CdTe and CdZnTe Crystal Growth and Production of Gamma Radiation Detectors

TL;DR

This paper discusses the growth of CdTe and CdZnTe crystals for gamma radiation detectors, focusing on doping, annealing, and device optimization to improve sensitivity and performance.

Contribution

It introduces a method for controlling crystal doping and annealing to enhance detector sensitivity and electrical properties, advancing gamma detector fabrication.

Findings

Crystals are highly donor doped and conductive.

Annealing in tellurium vapors increases resistance and sensitivity.
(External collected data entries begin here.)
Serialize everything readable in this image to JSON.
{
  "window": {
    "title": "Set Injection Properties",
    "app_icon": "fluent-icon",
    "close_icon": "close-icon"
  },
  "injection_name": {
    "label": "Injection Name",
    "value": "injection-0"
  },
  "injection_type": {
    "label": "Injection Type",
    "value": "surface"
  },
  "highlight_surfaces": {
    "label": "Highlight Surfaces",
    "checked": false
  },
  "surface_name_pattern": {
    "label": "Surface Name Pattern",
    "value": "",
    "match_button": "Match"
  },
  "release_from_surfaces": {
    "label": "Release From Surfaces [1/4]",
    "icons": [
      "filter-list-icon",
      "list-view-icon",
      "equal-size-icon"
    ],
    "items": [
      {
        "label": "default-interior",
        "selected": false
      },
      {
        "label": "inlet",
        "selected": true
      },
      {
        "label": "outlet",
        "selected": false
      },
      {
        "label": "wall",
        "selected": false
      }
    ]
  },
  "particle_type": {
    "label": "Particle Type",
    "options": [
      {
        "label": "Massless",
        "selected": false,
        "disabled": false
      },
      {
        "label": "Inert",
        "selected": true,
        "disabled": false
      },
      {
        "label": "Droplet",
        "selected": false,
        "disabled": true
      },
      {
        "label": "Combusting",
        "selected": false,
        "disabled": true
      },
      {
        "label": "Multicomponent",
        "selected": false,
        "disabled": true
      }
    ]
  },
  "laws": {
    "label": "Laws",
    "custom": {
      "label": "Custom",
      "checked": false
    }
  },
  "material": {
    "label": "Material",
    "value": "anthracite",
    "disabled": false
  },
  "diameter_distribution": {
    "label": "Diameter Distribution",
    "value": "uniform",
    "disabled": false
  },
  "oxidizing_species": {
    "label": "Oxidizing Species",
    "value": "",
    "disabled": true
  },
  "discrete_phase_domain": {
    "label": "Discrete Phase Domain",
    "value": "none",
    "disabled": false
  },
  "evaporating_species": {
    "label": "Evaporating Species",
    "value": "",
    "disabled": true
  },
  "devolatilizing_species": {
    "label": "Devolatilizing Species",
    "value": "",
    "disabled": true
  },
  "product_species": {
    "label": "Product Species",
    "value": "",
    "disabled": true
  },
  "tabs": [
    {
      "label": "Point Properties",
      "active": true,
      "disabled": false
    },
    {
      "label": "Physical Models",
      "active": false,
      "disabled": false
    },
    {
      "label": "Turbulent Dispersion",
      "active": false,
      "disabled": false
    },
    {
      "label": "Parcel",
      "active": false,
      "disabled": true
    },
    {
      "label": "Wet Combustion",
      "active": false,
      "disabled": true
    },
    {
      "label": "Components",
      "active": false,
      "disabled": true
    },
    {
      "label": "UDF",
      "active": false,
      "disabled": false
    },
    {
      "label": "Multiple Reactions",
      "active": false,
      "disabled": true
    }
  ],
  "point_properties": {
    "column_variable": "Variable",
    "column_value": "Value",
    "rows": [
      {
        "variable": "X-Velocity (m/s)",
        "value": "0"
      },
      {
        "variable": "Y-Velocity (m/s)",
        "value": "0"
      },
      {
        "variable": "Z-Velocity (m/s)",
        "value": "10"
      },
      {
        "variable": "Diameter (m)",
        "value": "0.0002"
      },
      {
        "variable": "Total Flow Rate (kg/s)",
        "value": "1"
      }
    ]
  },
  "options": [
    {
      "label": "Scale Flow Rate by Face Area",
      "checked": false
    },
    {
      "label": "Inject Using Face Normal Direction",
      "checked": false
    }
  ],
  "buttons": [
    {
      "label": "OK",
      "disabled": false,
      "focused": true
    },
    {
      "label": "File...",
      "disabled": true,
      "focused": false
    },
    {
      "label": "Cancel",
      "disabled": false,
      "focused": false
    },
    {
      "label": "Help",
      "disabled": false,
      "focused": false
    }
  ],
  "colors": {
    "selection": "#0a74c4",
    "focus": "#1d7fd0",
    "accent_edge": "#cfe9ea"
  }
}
Gamma spectra demonstrate effective detector performance.

Abstract

Bridgman CdTe and CdZnTe crystal growth, with cadmium vapor pressure control, is applied to production of semiconductor gamma radiation detectors. Crystals are highly donor doped and highly electrically conducting. Annealing in tellurium vapors transforms them into a highly compensated state of high electrical resistance and high sensitivity to gamma radiation. N-type detectors, equipped with ohmic contacts, and a grounded guard ring around the positive contact, are not sensitive to hole trapping. Conductivity control, by the doping level, optimizes the detector operation by trade-off between electrons' lifetime and electrical resistance. Gamma spectra of single detectors and detector arrays are presented. Detector optimization and gamma detection mechanisms are discussed.